Cuba, die grösste Insel der Antillen, liegt direkt am Golfstrom zwischen dem nördlichen und südlichen Teil des amerikanischen Doppelkontinents am Eingang des Golfes von Mexiko. Im Norden ist sie 180 km von Florida entfernt, im Süden 140 km von Jamaika, im Westen 210 km von der mexikanischen Halbinsel Yucatan und im Osten 77 km von Haiti.
Diese geografisch zentrale Lage hat die Insel seit jeher begünstigt.

Landschaft

Die Insel ist 1250 km lang und zwischen 31 und 191 km breit. Dazu gehören 4 Inselgruppen: Los Colorados, Sabana-Camaguey, Jardines de la Reina und Los Canarreos.
Alexander von Humboldt hat den Umriss der Insel mit einem Krokodil verglichen. Als Eidechse, grün und lang, beschrieb sie der cubanische Nationaldichter Nicolas Guillen in einem Gedicht.

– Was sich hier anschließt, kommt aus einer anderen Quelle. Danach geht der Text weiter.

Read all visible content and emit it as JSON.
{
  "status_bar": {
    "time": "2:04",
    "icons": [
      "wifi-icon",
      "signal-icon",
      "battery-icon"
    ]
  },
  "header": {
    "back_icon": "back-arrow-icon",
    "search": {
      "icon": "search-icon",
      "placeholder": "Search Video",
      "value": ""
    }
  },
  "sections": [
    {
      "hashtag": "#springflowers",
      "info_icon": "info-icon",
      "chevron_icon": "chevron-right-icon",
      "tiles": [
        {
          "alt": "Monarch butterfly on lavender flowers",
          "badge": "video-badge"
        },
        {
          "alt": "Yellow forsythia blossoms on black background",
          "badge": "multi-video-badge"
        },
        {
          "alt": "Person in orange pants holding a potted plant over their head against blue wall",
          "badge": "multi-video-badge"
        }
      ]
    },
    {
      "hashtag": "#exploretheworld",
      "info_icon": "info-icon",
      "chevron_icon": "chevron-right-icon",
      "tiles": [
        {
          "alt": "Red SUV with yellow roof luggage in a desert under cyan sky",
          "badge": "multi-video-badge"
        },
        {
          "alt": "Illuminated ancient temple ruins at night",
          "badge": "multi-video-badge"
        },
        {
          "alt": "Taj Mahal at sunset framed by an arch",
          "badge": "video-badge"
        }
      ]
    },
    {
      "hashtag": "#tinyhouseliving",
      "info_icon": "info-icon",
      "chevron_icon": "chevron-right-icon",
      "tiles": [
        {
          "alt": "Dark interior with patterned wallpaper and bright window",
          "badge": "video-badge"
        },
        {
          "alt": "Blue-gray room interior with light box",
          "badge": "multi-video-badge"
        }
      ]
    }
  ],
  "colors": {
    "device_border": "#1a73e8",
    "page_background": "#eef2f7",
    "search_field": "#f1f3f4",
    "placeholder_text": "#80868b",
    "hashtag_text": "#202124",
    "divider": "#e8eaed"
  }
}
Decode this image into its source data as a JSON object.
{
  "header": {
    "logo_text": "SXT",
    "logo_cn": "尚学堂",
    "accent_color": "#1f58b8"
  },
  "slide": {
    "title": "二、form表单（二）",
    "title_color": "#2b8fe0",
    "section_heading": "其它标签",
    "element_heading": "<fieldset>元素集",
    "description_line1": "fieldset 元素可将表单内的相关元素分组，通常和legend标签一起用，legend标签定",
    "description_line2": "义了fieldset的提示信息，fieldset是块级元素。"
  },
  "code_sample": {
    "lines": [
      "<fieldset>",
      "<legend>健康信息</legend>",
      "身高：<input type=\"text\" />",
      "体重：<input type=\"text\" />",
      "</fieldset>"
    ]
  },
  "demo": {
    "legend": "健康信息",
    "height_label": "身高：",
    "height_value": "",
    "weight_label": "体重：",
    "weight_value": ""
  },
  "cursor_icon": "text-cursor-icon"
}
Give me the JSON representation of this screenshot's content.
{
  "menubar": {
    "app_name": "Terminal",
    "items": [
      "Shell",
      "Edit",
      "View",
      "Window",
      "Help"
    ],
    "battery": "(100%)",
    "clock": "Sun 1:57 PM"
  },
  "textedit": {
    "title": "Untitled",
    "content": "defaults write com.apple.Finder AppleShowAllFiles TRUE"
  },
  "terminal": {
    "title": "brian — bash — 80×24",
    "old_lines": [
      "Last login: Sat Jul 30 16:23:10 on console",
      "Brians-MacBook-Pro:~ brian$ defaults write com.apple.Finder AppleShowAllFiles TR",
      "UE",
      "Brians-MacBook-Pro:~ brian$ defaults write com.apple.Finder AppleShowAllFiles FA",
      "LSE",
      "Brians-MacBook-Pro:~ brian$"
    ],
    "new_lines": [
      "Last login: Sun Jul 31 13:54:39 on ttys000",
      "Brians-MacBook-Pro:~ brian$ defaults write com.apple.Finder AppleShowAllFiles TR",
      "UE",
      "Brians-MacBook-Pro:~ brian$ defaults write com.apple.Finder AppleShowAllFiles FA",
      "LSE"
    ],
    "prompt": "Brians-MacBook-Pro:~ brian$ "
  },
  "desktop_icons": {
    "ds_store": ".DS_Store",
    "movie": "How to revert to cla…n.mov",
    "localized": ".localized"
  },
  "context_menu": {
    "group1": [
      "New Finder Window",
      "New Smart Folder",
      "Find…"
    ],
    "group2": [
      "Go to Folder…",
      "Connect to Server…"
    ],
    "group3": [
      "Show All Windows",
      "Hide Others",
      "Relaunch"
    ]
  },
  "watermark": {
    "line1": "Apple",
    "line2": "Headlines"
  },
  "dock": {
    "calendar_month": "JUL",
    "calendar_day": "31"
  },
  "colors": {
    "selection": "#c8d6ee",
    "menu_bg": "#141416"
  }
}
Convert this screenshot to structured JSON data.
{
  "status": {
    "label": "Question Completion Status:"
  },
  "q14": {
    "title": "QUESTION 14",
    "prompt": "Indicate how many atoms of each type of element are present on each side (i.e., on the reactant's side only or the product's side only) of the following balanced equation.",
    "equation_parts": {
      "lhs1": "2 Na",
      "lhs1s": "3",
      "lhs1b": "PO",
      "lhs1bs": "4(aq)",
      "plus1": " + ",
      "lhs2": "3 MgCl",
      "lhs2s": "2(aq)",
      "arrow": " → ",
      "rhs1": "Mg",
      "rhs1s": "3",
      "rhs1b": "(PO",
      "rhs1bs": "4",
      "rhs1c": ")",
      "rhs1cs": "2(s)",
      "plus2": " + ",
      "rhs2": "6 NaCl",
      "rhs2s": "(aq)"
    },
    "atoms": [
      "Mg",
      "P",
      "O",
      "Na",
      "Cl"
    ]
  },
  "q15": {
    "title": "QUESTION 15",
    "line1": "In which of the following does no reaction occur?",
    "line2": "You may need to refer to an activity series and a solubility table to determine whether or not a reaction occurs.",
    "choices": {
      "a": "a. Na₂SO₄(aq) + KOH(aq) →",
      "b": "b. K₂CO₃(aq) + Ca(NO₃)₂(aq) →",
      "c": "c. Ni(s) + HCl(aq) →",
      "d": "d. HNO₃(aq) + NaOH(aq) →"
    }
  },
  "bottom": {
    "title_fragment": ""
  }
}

Ein Viertel des Landes ist gebirgig. Die höchste Bergkette, die Sierra Maestra, erreicht am Pico Turquino knapp 2000m. Die Bergregionen sind von grosser Bedeutung für die cubanische Wirtschaft, denn in den mittleren Höhenlagen wird zumeist Kaffee oder Tabak angebaut. Die höheren Bergregionen werden für den Abbau von Schwermetallen genutzt. Über 200 Flüsse, von denen keiner länger als 250 km ist, bewässern und begrünen das Land.

Landschaft

Hier in den weiten Tallandschaften können jedoch selbst kleine Flüsse mangels schnellem Ablauf grosse Überschwemmungen während der Regenzeit hervorrufen.
Um dieser Wasserflut Einhalt zu gebieten, und um das kostbare Gut als Trinkwasser nutzen zu können, wurden einige Stauseen von beachtlicher Grösse angelegt. In anderen Regionen macht man sich die Wassermassen auf andere Art und Weise nutzbar, indem Reisbau betrieben wird. Besonders an der etwas steileren Nordküste sind die Flussmündungen stark versumpft und von Mangrovenwäldern bewachsen.

Den Namen "Zuckerinsel" brachte Cuba der Zuckerrohranbau ein, den man fast überall sehen kann. Ein guter Boden und warmes Klima garantieren hier nämlich gute Ernten.